The role of coagulation factors VIII, IX and XI in the prediction and mediation of recurrent thrombotic events in children with non-central venous catheter deep vein thrombosis
Alessandra Bosch a), b); Kirsten Brunsvig Jarvisa c); Leonardo R. Brandão a), d), e); Yushu Zou d); Jennifer Vincelli a); Nour Amiri a); Laura Avila a),d),e)

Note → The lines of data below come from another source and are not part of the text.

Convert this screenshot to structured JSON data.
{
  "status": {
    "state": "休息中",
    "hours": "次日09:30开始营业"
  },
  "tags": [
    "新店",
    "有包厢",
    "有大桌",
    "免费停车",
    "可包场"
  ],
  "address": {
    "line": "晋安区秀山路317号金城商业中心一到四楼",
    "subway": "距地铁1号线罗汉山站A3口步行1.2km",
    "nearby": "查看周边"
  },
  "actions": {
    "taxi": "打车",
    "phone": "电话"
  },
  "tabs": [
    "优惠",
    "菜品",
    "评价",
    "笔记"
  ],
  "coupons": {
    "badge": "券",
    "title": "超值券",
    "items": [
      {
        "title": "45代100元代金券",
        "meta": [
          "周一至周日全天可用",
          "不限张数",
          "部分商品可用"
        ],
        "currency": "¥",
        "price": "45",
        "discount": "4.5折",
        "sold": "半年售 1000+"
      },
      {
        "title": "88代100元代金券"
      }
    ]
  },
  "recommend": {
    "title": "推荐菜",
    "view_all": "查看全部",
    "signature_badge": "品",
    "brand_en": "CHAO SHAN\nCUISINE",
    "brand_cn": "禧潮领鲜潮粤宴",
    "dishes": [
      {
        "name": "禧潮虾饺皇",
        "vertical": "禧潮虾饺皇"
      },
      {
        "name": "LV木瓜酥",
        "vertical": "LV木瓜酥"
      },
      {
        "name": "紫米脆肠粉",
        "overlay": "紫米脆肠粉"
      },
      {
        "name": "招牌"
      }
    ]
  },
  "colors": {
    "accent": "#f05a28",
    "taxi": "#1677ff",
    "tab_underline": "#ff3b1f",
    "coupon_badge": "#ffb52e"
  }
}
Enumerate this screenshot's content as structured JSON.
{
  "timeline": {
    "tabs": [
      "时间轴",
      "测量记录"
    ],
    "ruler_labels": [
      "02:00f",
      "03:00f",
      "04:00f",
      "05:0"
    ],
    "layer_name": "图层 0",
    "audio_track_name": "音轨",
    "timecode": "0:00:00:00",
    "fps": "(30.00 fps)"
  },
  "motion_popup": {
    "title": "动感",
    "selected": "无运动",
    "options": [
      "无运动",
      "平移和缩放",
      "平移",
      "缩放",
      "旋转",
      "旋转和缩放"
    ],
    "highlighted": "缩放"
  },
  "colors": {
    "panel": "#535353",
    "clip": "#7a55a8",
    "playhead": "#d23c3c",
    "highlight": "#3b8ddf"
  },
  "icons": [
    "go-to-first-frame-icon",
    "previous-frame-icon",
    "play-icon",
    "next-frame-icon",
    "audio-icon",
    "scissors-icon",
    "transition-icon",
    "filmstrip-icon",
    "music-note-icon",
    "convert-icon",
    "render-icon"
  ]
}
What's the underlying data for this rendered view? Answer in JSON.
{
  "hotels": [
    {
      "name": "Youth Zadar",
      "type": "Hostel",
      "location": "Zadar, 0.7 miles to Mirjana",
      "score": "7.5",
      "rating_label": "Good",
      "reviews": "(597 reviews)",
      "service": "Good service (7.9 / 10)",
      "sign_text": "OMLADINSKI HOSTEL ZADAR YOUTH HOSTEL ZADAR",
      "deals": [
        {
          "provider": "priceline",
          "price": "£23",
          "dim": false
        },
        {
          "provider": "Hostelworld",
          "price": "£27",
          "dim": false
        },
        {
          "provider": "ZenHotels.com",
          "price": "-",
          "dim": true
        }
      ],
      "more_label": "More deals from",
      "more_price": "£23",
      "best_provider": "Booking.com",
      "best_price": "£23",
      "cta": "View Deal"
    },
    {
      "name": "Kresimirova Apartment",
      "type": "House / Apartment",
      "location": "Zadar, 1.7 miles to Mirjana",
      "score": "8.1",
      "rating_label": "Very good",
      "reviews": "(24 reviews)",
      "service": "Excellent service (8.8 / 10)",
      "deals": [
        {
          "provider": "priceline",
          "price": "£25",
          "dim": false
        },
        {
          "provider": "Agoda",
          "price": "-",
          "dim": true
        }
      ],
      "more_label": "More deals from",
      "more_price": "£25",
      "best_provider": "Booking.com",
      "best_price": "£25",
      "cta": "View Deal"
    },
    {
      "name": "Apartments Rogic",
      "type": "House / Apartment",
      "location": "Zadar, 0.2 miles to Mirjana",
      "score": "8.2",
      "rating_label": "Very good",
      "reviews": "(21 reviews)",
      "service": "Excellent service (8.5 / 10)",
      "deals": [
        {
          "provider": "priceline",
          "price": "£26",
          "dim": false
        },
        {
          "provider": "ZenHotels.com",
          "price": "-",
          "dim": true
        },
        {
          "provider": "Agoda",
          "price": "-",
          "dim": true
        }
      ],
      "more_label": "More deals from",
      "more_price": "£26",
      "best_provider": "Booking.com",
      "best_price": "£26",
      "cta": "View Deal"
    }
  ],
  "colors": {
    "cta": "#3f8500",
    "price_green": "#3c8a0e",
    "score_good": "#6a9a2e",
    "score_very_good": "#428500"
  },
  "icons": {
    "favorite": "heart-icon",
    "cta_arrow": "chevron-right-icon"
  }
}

a) Division of Haematology/Oncology, The Hospital for Sick Children, Toronto, Ontario, Canada. b) University Children’s Hospital Zurich, Department of Haematology, Zurich, Switzerland c) Oslo University Hospital, Department of Pediatric Hematology and Oncology, Oslo, Norway d) Dalla Lana School of Public Health, University of Toronto, Toronto, Ontario, Canada e) Child Health Evaluative Sciences, Research Institute, The Hospital for Sick Children, Toronto, Ontario, Canada
Background: The role of elevated coagulation factors VIII (FVIII), FIX, FXI for the prediction of recurrent thrombotic events in children after an index non-central venous catheter (non-CVC) related deep vein thrombosis (DVT) remains unclear. Objective: This study investigates the predictive role of FVIII, FIX, and FXI for recurrent thrombosis in children with index non-CVC DVTs, and the mediation effect of FVIII on chronic inflammation and recurrent thrombosis. Methods: Children aged 0–18 years diagnosed with an index non-CVC related DVT (1993–2020) were included in this single-center retrospective cohort study. Plasma levels of FVIII, FIX, FXI were measured cross-sectionally ≥30 days after the acute DVT. The association between the continuous variables FVIII, FIX, FXI and thrombosis recurrence was investigated using uni- and multivariable logistic regression, adjusting for age, sex, and chronic inflammation. Mediation analysis assessed the role of FVIII as a mediator between chronic inflammation and recurrent thrombosis. Ethics approval was obtained. Results: A total of 139 children with an index non-CVC related DVT were included. Thirty-eight (27 %) had a recurrent thrombosis at a median of 237 days (P25-P75 65-657 days) after the index DVT. In uni- and multivariable-analysis, FVIII, FIX or FXI did not predict thrombosis recurrence; However, chronic inflammation was an independent predictor. There was no evidence that FVIII mediated the effect of chronic inflammation on thrombosis recurrence. Conclusion: We found no evidence that elevated FVIII, FIX or FXI predicted thrombosis recurrence, or evidence of a mediating role of FVIII. Underlying chronic inflammation predicted venous recurrent thrombotic events in this cohort.